Why are courts issuing similar orders in Cherera 4 cases? - Junet to Ruto

Says judges have issued same hearing date in five different cases objecting removal of commissioners.

In Summary

• Azimio is at loggerheads with the Kenya Kwanza administration over the removal from office of the four commissioners, a process they have termed as punitive.

• The Suna East MP claims multiple cases have been filed by the Cherera Four but the judges appear to be reading from the same script on how to handle them. 

Suna East MP Junet Mohammed
Suna East MP Junet Mohammed
Image: FILE

Azimio secretary general Junet Mohammed now claims that the courts are being arm-twisted on how to handle cases filed by besieged IEBC commissioners.

The Suna East MP claims multiple cases have been filed by the Cherera Four but the judges appear to be reading from the same script on how to handle them. 

"Mtukufu Rais today advised us to go to court if we are aggrieved. I wish to inform him that five cases were filled by lawyers of The Cherera group in different courts and all the judges in those courts gave the same date for the hearing. 14th of Dec. Who is micromanaging the courts?" Junet posed.

His statement in a tweet on Monday was in response to President William Ruto's challenge for Azimio to seek redress in the court over the ouster process of the commissioners instead of resorting to protests.

Azimio is at loggerheads with the Kenya Kwanza administration over the removal from office of the four commissioners, a process they have termed as punitive.

Already, vice chair Juliana Cherera and commissioner Justus Nyang'aya have resigned leaving Irene Masit and Francis Wanderi at the mercy of a tribunal formed by Ruto to determine their fate.
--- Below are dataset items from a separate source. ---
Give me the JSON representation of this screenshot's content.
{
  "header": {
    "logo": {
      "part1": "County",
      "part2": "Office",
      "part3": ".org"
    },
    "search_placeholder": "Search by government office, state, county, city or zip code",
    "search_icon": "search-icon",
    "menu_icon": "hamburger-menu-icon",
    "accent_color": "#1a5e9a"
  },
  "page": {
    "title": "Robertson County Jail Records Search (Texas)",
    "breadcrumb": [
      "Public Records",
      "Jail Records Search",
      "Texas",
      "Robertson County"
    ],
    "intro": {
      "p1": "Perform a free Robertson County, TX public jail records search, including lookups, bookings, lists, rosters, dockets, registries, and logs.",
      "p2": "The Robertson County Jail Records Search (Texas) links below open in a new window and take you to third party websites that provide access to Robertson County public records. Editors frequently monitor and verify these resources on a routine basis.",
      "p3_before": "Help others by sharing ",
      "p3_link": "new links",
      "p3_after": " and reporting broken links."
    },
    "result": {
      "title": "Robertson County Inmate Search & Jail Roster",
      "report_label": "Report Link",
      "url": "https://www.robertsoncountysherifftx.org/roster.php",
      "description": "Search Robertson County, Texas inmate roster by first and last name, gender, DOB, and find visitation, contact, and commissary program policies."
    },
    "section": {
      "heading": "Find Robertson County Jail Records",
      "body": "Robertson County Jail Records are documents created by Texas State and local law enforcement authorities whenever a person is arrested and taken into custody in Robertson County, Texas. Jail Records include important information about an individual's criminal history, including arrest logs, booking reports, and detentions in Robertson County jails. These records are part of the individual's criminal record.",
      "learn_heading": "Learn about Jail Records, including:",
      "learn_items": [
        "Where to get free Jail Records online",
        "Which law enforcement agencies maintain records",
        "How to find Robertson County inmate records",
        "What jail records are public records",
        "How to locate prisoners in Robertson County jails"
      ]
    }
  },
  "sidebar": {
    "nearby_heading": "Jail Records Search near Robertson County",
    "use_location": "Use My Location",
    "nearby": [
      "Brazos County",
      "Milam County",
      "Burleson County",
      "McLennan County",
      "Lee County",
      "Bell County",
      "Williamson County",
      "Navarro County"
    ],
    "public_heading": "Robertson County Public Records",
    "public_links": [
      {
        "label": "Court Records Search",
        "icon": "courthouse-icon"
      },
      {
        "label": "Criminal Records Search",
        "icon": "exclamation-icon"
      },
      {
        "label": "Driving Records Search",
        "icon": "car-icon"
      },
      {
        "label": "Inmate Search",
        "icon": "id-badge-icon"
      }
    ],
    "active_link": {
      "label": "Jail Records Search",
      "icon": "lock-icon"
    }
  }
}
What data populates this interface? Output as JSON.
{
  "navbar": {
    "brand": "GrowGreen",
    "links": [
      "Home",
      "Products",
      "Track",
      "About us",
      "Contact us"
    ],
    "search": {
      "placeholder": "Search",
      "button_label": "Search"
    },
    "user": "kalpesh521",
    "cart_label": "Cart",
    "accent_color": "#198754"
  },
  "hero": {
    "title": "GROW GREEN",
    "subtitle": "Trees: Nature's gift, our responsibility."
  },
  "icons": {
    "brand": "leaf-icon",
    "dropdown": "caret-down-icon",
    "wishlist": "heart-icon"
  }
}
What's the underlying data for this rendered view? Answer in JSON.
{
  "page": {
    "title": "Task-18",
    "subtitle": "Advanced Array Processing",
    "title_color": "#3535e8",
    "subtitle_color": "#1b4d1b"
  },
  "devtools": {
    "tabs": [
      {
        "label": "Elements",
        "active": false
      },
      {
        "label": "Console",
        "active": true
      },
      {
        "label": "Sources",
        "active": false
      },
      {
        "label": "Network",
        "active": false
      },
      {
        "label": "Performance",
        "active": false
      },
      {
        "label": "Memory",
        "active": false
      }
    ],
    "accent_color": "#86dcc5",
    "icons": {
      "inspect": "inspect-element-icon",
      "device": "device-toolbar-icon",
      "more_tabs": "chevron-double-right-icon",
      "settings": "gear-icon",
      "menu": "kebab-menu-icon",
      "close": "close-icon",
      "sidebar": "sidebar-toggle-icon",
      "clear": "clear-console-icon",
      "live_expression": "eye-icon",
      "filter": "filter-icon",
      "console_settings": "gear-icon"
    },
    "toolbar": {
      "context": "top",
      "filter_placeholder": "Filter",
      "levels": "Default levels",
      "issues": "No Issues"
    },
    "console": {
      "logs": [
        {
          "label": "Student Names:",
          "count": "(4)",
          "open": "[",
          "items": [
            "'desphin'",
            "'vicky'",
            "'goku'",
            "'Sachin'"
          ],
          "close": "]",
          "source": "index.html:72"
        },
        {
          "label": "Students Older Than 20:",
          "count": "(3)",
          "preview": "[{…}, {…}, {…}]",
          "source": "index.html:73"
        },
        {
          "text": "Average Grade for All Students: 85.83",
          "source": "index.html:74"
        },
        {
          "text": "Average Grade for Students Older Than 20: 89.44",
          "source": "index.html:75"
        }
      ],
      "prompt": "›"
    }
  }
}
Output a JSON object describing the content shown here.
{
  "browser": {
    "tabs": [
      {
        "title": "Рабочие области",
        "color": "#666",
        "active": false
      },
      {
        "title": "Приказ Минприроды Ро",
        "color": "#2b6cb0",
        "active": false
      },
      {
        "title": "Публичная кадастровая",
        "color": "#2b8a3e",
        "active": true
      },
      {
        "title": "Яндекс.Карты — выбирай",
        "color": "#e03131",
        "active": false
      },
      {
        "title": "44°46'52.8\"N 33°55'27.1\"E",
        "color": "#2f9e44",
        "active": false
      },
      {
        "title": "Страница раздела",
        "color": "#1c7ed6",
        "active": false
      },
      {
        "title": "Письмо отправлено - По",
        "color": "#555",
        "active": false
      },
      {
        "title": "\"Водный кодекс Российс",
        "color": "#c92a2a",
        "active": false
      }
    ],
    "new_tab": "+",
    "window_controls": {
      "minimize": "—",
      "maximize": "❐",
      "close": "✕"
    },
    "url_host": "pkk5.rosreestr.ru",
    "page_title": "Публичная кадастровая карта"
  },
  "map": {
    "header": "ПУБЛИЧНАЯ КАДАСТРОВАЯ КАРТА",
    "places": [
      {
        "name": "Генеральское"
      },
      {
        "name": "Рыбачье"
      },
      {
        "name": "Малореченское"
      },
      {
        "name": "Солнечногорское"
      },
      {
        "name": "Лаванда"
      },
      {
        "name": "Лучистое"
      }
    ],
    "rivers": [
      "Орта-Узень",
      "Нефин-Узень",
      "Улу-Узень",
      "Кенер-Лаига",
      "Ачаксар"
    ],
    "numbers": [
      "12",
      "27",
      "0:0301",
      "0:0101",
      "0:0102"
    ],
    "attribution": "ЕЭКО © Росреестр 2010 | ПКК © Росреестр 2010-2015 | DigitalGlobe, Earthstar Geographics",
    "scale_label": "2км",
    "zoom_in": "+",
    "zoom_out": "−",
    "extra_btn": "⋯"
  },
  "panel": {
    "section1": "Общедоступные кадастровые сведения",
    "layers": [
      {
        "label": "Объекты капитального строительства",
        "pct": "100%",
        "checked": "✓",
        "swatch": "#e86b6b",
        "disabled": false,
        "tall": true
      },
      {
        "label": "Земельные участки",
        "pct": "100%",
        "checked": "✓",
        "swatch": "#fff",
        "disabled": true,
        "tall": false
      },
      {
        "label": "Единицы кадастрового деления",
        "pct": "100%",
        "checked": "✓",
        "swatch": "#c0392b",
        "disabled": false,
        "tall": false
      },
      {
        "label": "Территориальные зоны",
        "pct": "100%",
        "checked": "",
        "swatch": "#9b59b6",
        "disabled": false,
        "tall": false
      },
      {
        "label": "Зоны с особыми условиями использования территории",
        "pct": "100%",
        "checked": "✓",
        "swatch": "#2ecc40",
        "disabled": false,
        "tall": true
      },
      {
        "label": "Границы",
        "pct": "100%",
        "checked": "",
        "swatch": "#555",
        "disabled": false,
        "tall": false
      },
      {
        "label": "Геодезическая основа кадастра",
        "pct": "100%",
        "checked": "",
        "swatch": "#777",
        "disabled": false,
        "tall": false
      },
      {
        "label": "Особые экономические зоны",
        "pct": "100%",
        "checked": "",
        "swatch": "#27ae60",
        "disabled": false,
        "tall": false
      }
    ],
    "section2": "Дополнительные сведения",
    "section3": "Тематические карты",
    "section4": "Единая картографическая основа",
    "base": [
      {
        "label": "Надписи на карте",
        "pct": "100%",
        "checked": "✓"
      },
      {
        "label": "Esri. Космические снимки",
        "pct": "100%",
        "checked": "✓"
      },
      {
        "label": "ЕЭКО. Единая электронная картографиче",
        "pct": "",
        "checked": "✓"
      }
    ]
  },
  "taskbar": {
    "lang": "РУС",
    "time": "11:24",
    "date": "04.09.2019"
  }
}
They are accused of gross misconduct and violation of the Constitution after they openly and sharply differed with chairman Wafula Chebukati over the presidential results of the August 9 polls.

They said they could not own the results as the final phase of their verification was opaque.

Azimio has threatened a series of public engagements starting this Wednesday at the Kamukunji Grounds to denounce the removal of the commissioners from office.

Leader Raila Odinga and his deputy Martha Karua said on Monday Cherera and Nyang'aya were coerced into leaving office as part of a plot by the Ruto administration to put in office new commissioners who will help them rig the 2027 polls.

"What we can see is coercion and we can see the end game. The President wants a William Ruto electoral commission, this is what we must resist," Karua said.  

During the press conference at Raila's Capitol Hill office in Nairobi, Karua lost her cool when journalists wanted to know if Raila was using the planned 'protests' to force a handshake with Ruto. 

"You surely do not expect our leader to be responding to everybody who says something unfounded. You better go back to that source to give you facts to show that what he is saying is true," Karua said.